The case at Belfast Crown Court is proceeding amid the continuing controversy over Government plans to prohibit future Troubles-related prosecutions.
A small number of protesters gathered outside the court and unfurled banners calling for an end to Troubles prosecutions.
Conservative MP and former veterans minister Johnny Mercer, and Northern Ireland’s veterans’ commissioner Danny Kinahan also attended the trial.
But members of Mr McAnespie’s family, supported by Amnesty, said that there should be not be an end to Troubles prosecutions.
Speaking outside court, Grainne Teggart from Amnesty said: “Today represents the due process that the UK Government is seeking to shut down for victims.

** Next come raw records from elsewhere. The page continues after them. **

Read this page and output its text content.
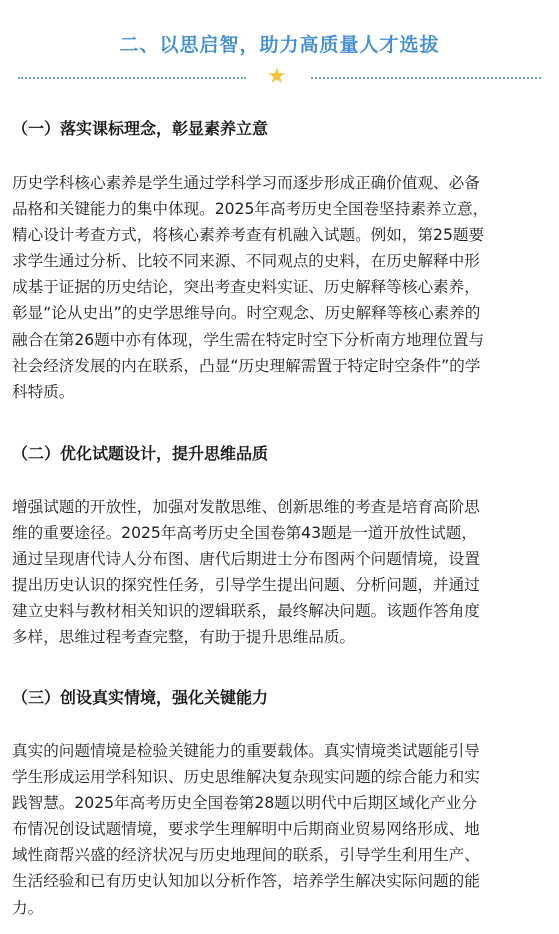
二、以思启智，助力高质量人才选拔
★
（一）落实课标理念，彰显素养立意
历史学科核心素养是学生通过学科学习而逐步形成正确价值观、必备
品格和关键能力的集中体现。2025年高考历史全国卷坚持素养立意，
精心设计考查方式，将核心素养考查有机融入试题。例如，第25题要
求学生通过分析、比较不同来源、不同观点的史料，在历史解释中形
成基于证据的历史结论，突出考查史料实证、历史解释等核心素养，
彰显“论从史出”的史学思维导向。时空观念、历史解释等核心素养的
融合在第26题中亦有体现，学生需在特定时空下分析南方地理位置与
社会经济发展的内在联系，凸显“历史理解需置于特定时空条件”的学
科特质。
（二）优化试题设计，提升思维品质
增强试题的开放性，加强对发散思维、创新思维的考查是培育高阶思
维的重要途径。2025年高考历史全国卷第43题是一道开放性试题，
通过呈现唐代诗人分布图、唐代后期进士分布图两个问题情境，设置
提出历史认识的探究性任务，引导学生提出问题、分析问题，并通过
建立史料与教材相关知识的逻辑联系，最终解决问题。该题作答角度
多样，思维过程考查完整，有助于提升思维品质。
（三）创设真实情境，强化关键能力
真实的问题情境是检验关键能力的重要载体。真实情境类试题能引导
学生形成运用学科知识、历史思维解决复杂现实问题的综合能力和实
践智慧。2025年高考历史全国卷第28题以明代中后期区域化产业分
布情况创设试题情境，要求学生理解明中后期商业贸易网络形成、地
域性商帮兴盛的经济状况与历史地理间的联系，引导学生利用生产、
生活经验和已有历史认知加以分析作答，培养学生解决实际问题的能
力。
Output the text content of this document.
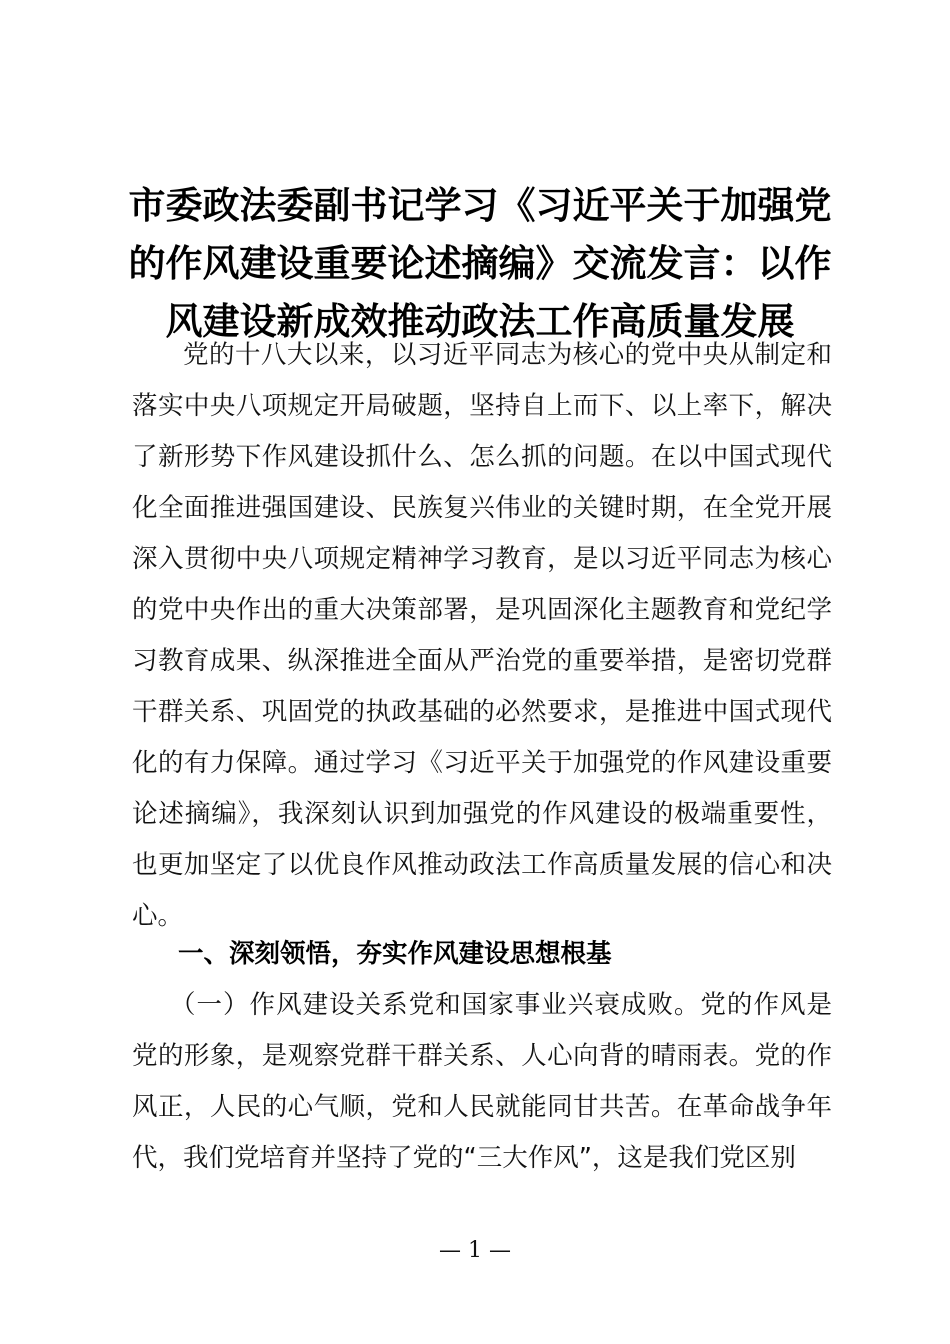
市委政法委副书记学习《习近平关于加强党的作风建设重要论述摘编》交流发言：以作风建设新成效推动政法工作高质量发展

党的十八大以来，以习近平同志为核心的党中央从制定和落实中央八项规定开局破题，坚持自上而下、以上率下，解决了新形势下作风建设抓什么、怎么抓的问题。在以中国式现代化全面推进强国建设、民族复兴伟业的关键时期，在全党开展深入贯彻中央八项规定精神学习教育，是以习近平同志为核心的党中央作出的重大决策部署，是巩固深化主题教育和党纪学习教育成果、纵深推进全面从严治党的重要举措，是密切党群干群关系、巩固党的执政基础的必然要求，是推进中国式现代化的有力保障。通过学习《习近平关于加强党的作风建设重要论述摘编》，我深刻认识到加强党的作风建设的极端重要性，也更加坚定了以优良作风推动政法工作高质量发展的信心和决心。

一、深刻领悟，夯实作风建设思想根基

（一）作风建设关系党和国家事业兴衰成败。党的作风是党的形象，是观察党群干群关系、人心向背的晴雨表。党的作风正，人民的心气顺，党和人民就能同甘共苦。在革命战争年代，我们党培育并坚持了党的“三大作风”，这是我们党区别

— 1 —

“Their plans to legislate for an effective amnesty would permanently deny justice to other victims.
“It is imperative that the UK Government heed the opposition to those proposals.”
Despite announcing its intent last summer, the Government is yet to table draft legislation in Parliament that would ban future prosecutions of military veterans and ex-paramilitaries for Troubles incidents predating April 1998.
The Holden case is one of a series of high-profile prosecutions of veterans that have been pursued in Northern Ireland in recent years.